И мы всей редколлегией пили эту хищенку. Эти годы были как праздник. Праздник
общения. Беседовали, в основном, о литературе, конечно. Никого звать не надо
было — все сами приходили... Все прошло, все разрушено! Витя (В.И.Бугров —
ред.) умер. Никто его не заменит. И даже не пытался заменить, потому что
ничего бы не вышло. «Следопыт» сделал Бугров. При нем тираж журнала достиг
небывалого роста. Бугров вел фантастику. Фантастика определяла лицо журнала.
Раньше и «Аэлита» была как праздник. А сейчас его нет. Для одного из последних
фестивалей каких-то артистов наняли. Они выступили. Я не досидел, ушел…

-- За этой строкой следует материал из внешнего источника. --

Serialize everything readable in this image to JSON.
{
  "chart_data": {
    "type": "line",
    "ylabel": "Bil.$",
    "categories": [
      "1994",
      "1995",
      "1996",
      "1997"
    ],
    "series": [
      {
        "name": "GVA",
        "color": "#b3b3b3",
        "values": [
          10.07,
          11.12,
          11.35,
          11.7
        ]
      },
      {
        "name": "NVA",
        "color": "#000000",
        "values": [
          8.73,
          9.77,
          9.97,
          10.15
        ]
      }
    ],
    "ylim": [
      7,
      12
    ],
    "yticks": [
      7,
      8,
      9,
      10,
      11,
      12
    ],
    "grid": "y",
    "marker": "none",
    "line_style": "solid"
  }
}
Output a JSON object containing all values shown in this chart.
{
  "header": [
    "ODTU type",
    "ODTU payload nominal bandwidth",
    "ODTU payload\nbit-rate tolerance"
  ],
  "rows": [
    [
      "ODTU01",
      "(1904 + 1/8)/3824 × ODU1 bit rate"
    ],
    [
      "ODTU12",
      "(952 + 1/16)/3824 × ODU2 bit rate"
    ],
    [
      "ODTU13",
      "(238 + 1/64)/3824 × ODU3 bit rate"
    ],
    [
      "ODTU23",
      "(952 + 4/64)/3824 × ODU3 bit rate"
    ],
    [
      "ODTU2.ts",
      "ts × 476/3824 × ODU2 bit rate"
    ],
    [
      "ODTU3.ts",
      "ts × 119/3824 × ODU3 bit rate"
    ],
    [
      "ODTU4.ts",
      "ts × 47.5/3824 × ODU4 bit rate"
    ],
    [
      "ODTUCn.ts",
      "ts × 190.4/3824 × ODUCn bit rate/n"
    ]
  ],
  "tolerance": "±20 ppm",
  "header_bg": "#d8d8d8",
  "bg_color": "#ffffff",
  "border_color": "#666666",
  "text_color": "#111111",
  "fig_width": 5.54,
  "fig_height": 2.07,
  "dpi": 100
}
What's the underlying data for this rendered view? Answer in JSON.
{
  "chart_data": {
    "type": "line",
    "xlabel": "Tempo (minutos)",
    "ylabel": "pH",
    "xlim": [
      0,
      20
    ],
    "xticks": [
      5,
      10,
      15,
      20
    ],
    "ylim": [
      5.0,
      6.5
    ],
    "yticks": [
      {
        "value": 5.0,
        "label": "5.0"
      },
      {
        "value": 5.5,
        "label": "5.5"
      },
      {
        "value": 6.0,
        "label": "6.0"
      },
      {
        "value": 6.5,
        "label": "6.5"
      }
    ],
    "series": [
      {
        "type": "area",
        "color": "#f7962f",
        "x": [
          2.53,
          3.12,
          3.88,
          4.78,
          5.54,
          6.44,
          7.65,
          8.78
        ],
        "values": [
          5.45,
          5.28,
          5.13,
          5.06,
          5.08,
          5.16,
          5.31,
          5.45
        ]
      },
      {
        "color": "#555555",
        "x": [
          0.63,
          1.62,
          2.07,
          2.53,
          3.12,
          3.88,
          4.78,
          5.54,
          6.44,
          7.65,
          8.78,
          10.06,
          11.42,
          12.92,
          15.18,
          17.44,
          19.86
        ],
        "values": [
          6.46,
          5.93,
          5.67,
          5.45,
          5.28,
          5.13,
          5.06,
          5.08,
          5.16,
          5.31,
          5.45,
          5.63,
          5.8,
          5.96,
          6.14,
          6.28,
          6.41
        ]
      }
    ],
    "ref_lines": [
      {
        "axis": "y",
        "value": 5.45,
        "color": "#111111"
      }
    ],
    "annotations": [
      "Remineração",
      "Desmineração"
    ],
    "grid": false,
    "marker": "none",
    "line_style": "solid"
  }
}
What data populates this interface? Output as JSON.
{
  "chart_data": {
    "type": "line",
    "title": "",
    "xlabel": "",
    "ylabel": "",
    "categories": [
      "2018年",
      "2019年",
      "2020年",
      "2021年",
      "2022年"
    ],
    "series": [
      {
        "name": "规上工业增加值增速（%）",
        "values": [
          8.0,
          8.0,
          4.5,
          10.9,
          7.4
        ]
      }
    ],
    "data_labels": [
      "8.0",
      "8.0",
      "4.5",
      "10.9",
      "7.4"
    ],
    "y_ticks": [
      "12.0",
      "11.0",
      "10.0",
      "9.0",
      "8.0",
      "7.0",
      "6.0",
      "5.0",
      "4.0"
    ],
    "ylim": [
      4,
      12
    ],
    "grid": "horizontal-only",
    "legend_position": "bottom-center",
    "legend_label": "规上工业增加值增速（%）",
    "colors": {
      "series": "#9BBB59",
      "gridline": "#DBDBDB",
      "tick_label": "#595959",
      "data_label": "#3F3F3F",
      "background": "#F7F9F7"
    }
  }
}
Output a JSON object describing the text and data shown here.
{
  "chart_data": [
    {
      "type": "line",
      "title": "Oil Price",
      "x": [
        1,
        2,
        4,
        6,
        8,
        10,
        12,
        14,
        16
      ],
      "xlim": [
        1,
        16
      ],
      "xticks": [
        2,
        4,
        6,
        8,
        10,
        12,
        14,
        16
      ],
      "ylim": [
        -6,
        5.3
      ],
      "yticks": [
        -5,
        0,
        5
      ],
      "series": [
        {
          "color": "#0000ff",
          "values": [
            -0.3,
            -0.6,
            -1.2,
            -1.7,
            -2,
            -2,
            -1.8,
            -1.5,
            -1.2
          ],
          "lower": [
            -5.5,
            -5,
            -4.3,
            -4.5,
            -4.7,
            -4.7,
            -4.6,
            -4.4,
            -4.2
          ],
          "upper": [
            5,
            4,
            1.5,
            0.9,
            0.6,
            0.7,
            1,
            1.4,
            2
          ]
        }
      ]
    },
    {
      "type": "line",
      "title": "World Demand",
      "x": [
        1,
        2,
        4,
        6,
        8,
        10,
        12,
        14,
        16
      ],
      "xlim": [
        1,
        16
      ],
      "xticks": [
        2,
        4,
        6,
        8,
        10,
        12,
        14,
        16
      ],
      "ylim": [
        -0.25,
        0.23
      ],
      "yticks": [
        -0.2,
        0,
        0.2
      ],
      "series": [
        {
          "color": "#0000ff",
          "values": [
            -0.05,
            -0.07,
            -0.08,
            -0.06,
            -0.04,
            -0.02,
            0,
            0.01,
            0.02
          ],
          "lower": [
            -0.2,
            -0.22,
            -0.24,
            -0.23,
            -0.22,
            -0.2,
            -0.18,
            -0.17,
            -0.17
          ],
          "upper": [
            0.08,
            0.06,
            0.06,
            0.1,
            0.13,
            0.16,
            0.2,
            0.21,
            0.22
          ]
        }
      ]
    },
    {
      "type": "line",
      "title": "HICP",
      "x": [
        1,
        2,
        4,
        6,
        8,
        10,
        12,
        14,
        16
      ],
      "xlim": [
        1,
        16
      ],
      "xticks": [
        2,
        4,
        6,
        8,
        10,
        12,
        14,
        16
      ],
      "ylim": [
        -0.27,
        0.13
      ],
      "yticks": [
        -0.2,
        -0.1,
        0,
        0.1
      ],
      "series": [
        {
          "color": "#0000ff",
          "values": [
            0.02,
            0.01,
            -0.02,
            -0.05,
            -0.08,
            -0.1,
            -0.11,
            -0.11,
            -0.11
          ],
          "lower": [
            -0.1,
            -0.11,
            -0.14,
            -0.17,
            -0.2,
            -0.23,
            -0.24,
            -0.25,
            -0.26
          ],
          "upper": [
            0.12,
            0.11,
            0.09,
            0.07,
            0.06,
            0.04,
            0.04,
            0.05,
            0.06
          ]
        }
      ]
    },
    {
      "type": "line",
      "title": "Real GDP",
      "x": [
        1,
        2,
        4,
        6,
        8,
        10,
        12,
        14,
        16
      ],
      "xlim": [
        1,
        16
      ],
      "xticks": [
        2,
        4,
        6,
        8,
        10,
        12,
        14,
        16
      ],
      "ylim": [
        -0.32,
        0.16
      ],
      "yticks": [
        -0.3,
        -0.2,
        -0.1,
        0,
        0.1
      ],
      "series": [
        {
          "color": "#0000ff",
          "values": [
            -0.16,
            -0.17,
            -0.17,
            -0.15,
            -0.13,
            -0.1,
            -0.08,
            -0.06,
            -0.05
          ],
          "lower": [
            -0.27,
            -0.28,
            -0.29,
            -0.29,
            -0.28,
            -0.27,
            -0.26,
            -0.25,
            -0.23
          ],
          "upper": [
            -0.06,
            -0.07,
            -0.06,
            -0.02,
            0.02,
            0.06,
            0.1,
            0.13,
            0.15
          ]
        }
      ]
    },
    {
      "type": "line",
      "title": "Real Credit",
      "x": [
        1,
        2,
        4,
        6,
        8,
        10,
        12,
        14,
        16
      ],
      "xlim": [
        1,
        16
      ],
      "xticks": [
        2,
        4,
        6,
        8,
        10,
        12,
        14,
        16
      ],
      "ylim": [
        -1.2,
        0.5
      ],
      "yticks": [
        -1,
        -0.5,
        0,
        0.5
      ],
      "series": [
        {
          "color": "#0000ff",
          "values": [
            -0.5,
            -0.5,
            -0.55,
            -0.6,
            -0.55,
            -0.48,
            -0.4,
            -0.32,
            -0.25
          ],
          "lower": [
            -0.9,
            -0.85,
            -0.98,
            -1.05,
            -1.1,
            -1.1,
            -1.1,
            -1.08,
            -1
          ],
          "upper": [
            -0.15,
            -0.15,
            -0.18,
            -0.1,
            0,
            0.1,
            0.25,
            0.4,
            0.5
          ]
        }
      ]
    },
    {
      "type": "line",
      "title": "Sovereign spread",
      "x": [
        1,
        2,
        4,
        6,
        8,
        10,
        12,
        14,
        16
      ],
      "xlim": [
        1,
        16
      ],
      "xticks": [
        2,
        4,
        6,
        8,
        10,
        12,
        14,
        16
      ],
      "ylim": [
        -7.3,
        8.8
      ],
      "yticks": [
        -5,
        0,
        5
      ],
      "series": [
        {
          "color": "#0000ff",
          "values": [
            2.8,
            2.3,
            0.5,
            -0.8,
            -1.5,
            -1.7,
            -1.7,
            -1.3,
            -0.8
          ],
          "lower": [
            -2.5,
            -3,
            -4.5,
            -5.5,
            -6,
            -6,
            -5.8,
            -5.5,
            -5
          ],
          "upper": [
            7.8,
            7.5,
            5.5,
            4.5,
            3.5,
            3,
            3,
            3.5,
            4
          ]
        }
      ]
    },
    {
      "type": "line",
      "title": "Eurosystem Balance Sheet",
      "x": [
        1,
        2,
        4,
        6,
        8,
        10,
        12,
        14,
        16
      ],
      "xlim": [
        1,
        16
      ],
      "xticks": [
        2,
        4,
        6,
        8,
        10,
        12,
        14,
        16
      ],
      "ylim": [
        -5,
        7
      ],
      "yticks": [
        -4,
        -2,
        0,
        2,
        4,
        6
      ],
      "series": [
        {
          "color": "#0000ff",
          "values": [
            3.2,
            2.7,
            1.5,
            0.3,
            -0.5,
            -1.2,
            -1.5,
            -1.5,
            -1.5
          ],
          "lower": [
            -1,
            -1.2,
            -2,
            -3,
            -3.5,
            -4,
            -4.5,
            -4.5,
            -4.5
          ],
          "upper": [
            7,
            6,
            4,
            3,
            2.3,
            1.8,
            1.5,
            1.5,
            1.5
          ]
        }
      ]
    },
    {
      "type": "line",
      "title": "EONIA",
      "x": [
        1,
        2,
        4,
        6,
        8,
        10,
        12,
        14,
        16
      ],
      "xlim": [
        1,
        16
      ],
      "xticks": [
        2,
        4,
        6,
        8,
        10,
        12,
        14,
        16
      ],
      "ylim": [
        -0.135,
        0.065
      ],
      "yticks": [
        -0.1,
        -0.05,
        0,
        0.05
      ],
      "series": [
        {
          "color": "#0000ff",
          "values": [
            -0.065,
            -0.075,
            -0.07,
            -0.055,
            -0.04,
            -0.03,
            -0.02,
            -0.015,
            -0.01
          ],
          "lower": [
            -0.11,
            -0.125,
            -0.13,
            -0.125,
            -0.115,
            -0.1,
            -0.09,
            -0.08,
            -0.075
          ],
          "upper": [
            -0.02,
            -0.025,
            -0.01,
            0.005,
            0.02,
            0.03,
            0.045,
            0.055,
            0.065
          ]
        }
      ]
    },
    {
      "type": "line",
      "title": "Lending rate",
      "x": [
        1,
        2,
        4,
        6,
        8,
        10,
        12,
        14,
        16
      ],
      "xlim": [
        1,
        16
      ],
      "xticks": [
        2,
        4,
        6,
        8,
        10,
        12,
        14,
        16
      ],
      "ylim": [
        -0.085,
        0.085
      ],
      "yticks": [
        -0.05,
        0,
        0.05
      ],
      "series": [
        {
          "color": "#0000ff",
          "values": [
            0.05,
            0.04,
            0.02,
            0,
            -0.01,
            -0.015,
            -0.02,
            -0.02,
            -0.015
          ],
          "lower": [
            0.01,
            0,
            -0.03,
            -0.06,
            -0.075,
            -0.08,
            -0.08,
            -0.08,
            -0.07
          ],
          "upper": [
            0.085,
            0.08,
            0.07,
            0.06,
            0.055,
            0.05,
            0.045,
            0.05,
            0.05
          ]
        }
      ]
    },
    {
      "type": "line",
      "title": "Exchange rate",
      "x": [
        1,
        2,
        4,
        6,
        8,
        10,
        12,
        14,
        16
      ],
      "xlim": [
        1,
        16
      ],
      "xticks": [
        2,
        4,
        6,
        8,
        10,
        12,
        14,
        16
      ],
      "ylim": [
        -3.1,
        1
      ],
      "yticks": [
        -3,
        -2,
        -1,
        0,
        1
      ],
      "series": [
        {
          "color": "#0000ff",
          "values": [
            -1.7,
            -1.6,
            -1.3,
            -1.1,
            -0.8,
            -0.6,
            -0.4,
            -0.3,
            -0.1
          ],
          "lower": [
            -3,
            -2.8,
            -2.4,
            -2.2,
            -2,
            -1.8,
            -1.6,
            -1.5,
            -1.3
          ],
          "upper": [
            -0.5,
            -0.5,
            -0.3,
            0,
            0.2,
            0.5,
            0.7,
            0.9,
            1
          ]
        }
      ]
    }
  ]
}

А без Бугрова я вообще перестал писать фантастику.
Е.М.: Я думаю, настоящая
фантастика — это удел интеллектуалов. А вы, Сергей Александрович, как думаете?
С.Д.: Обычный автор
никакого сравнения с фантастом не имеет, понимаете? Я имею в виду настоящих,
таких, каких Бугров выбирал из тысяч. Только единицы из присланных рукописей ему
нравились. Это была вроде вкусовщина. Бугров выбирал то, что ему нравится лично.
Если ему что-то не нравилось, он всегда улыбался и очень мило отказывал. Он
считал, и я с ним согласен, что писатель-фантаст настоящий — это, конечно, для
обычного писателя недосягаемо. Ну, вон они (кивает на полки с книгами) стоят у
меня: наверное, их тысячи. Особой пользы от них нет — они разового пользования.
А фантастика — не разового, она перечитывается. Виталий Иванович многих, и меня
в том числе, извлек из небытия. Через себя пропускал рукописи целыми пачками...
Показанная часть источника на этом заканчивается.